Reality: Taking a Long Hard Piss on Your "Rally" Hallucination Since 2009
More bad news. Welcome to the come-down, kids! Can we get realistic about what is happening here now? No?
It isn't enough that we have essentially caught the super-PPT with both hands in the cookie jar? How about Goldmans blatantly disrespectful behavior? AIG's "fuck you" CDS unwinds? Not enough for you? How about a manufactured panic?
In case you're trying to stick your head in the sand, here's some more fabulously bad news from Reuters:
NEW YORK, May 19 (Reuters) - U.S. stocks were little changed on Tuesday as data suggesting no let-up in the housing slump tempered investors' hopes that the recession was moderating.
U.S. housing starts and permits fell unexpectedly to record lows in April, according to a government report.
Additionally, the chief executive of Home Depot Inc (HD.N), the largest U.S. home improvement chain, said he was concerned about accelerating rates of foreclosures, especially in the Western United States.
Before the bell, Home Depot posted a stronger-than-expected quarterly profit, but its shares reversed some gains from the prior session, falling 4 percent.

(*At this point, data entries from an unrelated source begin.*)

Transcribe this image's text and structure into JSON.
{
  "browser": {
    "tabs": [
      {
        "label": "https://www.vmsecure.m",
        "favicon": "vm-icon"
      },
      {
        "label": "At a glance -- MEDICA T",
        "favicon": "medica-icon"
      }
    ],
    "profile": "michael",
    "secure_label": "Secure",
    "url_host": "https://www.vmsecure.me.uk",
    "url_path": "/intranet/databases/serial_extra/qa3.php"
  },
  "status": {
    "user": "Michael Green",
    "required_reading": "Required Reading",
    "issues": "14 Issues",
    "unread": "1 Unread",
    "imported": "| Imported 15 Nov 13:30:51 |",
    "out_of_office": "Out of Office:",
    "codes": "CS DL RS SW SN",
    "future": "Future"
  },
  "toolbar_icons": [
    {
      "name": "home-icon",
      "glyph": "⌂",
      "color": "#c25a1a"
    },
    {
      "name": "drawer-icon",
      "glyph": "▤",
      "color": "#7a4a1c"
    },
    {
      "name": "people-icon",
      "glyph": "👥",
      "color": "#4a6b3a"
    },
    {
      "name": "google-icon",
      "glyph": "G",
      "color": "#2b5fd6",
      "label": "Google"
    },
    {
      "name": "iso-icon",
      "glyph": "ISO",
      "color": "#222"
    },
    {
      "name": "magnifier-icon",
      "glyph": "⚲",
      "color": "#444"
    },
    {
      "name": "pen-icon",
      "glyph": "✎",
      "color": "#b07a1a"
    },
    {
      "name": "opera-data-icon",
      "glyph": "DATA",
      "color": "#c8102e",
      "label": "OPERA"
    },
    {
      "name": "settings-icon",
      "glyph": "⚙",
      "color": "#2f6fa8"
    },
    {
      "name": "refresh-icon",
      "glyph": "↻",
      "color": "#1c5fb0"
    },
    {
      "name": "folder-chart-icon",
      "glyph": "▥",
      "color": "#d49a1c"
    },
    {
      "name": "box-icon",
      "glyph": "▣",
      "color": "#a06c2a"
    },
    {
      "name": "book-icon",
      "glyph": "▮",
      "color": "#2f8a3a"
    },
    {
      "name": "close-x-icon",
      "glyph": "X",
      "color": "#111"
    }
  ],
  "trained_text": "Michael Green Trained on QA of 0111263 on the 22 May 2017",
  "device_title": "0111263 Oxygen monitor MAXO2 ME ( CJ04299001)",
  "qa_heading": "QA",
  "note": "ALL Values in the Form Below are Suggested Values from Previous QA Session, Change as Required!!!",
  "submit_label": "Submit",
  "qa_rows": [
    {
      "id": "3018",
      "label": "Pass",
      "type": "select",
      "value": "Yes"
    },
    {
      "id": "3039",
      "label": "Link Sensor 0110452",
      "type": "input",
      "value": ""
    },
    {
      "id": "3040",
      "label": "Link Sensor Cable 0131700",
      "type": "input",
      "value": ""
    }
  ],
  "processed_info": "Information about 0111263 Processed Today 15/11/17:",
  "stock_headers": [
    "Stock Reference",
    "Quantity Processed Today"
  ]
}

Analysts said while the housing data pointed to more headwinds in the sector, less new construction should bode well for the market in the long run as home inventories fall.
The Dow Jones industrial average .DJI gained 20.63 points, or 0.24 percent, to 8,524.71. The Standard & Poor's 500 Index .SPX rose 3.83 points, or 0.42 percent, to 913.54. The Nasdaq Composite Index .IXIC climbed 2.45 points, or 0.14 percent, to 1,734.81.
Home Depot shares dropped $1.04 to $24.99, and the stock was the Dow's top drag, ahead of 3M Co (MMM.N), which slid 0.39 percent to $59.
Shares of American Express Co (AXP.N) fell 1 percent to $25.86, a day after the credit card company said it will cut 4,000 jobs, or 6 percent of its workforce, as it grapples with rising customer defaults.
But defensive stocks of companies seen as better able to withstand an uncertain economy headed higher. Procter & Gamble Co (PG.N), a maker of Pampers diapers and Crest toothpaste, rose 1.1 percent to $53.10.
In banking news, JPMorgan Chase & Co (JPM.N) Chief Executive Jamie Dimon said the No. 2 U.S. bank expected to repay some government bailout money in a couple of weeks.
The news briefly sent bank stocks higher, but by midday they had reversed to trade near break-even.
The super-PPT is running out of steam as their afternoon playtime is no longer as noticeable as it was a few weeks back. What does this mean for the rest of us? A great view of bottom. You're welcome.